A measure of how successful Servicemembers have been in those roles is evident by the positive way the divisions feel about working with corps-level staff, he said.
The relationship between USF-I and the divisions will be of great importance as Fort Hood's III Corps replaces I Corps in the upcoming months. Jacoby said the Soldiers need to continue to set incoming personnel up for success, and he has no doubt that will happen.
"We will seamlessly move into our transition. (III Corps) will be walking into a well-oiled machine and ready to go," he said.
With the first element of I Corps' Headquarters already redeployed, Jacoby reminded those remaining that there is still a mission at hand.
"We are not just holding steady, we need to finish strong. We have done more than anyone could have ever expected," he said. "We have a period of intense transition ahead with elections and the drawdown to 50,000 Servicemembers. We will define the final stages of the U.S. role in Iraq, and I think that it will be very positive."
Although Soldiers are not continuing to patrol and conduct missions in the cities, Advise and Assist Brigades are actively supporting the Iraqi Security Forces; civil capacity projects are continuing to grow with assistance from troops and civilians throughout Iraq and Servicemembers still interact and teach their Iraqi counterparts.

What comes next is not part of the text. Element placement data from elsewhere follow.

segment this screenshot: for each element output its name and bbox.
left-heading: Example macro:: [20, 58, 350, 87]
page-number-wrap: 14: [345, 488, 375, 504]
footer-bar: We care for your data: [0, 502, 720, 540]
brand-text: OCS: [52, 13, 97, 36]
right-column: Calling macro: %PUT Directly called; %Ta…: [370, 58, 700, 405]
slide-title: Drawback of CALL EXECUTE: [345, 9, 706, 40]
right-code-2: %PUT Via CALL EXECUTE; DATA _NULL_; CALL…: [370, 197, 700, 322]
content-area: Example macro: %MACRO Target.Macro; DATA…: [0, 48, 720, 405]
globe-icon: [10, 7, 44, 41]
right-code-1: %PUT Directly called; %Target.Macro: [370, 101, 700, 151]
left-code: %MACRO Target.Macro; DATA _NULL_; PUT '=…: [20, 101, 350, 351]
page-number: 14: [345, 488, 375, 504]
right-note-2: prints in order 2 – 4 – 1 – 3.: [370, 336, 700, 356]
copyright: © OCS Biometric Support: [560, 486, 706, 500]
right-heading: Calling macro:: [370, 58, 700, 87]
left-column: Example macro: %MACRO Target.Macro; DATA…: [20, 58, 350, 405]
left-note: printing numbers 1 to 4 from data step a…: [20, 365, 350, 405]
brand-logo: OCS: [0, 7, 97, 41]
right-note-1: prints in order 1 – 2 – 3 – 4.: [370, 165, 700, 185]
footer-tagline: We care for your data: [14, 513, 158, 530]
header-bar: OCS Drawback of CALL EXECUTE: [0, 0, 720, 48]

Most importantly, Jacoby told his troops that they must remain a team in order to finish strong.
"In your last 60 or 70 days, you still have important work to do. We will still remain the I Corps team, and it means a heck of a lot," he said.
I Corps' current deployment marks the first time in more than 50 years the unit has deployed in support of combat operations.
"We brought the patch back," he said. "Wear it with pride. We are the most decorated corps in the United States Army."